Ранение было тяжелым. До сих пор от воспоминаний от той ночи перед Рождеством веяло могильным холодом. Пуля шла точно в сердце, но он был в черкеске, и пуля, ударившись в костяные газыри, изменила направление, вышла под мышкой и еще пробила, не задев кость, левую руку, проделав, таким образом, в теле четыре отверстия. По новому большевистскому календарю это произошло в начале января, страшного могильно-холодного месяца.

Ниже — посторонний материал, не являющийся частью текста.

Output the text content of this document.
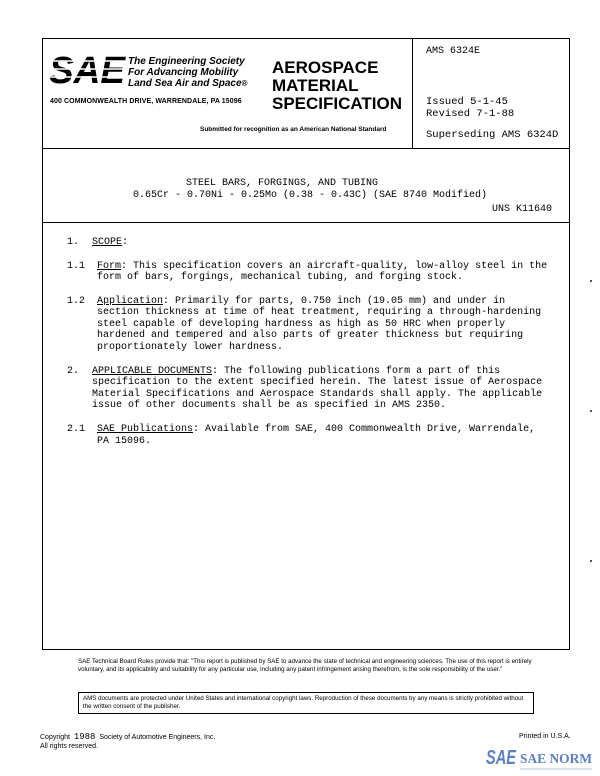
SAE The Engineering Society
For Advancing Mobility
Land Sea Air and Space®
400 COMMONWEALTH DRIVE, WARRENDALE, PA 15096
AEROSPACE
MATERIAL
SPECIFICATION
Submitted for recognition as an American National Standard
AMS 6324E
Issued 5-1-45
Revised 7-1-88
Superseding AMS 6324D
STEEL BARS, FORGINGS, AND TUBING
0.65Cr - 0.70Ni - 0.25Mo (0.38 - 0.43C) (SAE 8740 Modified)
UNS K11640
1. SCOPE:
1.1 Form: This specification covers an aircraft-quality, low-alloy steel in the
form of bars, forgings, mechanical tubing, and forging stock.
1.2 Application: Primarily for parts, 0.750 inch (19.05 mm) and under in
section thickness at time of heat treatment, requiring a through-hardening
steel capable of developing hardness as high as 50 HRC when properly
hardened and tempered and also parts of greater thickness but requiring
proportionately lower hardness.
2. APPLICABLE DOCUMENTS: The following publications form a part of this
specification to the extent specified herein. The latest issue of Aerospace
Material Specifications and Aerospace Standards shall apply. The applicable
issue of other documents shall be as specified in AMS 2350.
2.1 SAE Publications: Available from SAE, 400 Commonwealth Drive, Warrendale,
PA 15096.
SAE Technical Board Rules provide that: "This report is published by SAE to advance the state of technical and engineering sciences. The use of this report is entirely voluntary, and its applicability and suitability for any particular use, including any patent infringement arising therefrom, is the sole responsibility of the user."
AMS documents are protected under United States and international copyright laws. Reproduction of these documents by any means is strictly prohibited without the written consent of the publisher.
Copyright 1988 Society of Automotive Engineers, Inc.
All rights reserved.
Printed in U.S.A.
SAE SAE NORM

Пока Шкуро выздоравливал, развалился персидский фронт, и кубанские казаки потянулись по домам — поверили большевикам, будто и на Кубань уже пришла советская власть.
Большевики его не забывали — хотели добить. С помощью верных казаков он в персидской одежде добрался морем до Петровска. Там кубанцев пытались привлечь к борьбе против большевиков, наступавших на Петровск. Казаки отказались и эшелоном через Чечню двинулись в свои края. Об этой поездке Шкуро вспоминал с горькой ненавистью:
— Видел я, как твоя советская власть, Миша, установила там мир и порядок. Чеченцы решили уничтожить все русское население. Жгли села и станицы, рубили русских людей повсюду. Наш эшелон шел не цветущими садами — весна началась, а через груды развалин и кучи пепла. Стаи голодных собак вместо людей. Гниющие на солнце трупы с отрубленными головами. Чеченцы и по нашему поезду открывали огонь, иной раз казачью цепь вперед выпускали. А проехали Чечню — твои комиссары тут как тут. Требуют выдачи офицеров. Она и есть советская власть для этого — чтобы офицеров всех извести, а не мир и порядок устанавливать.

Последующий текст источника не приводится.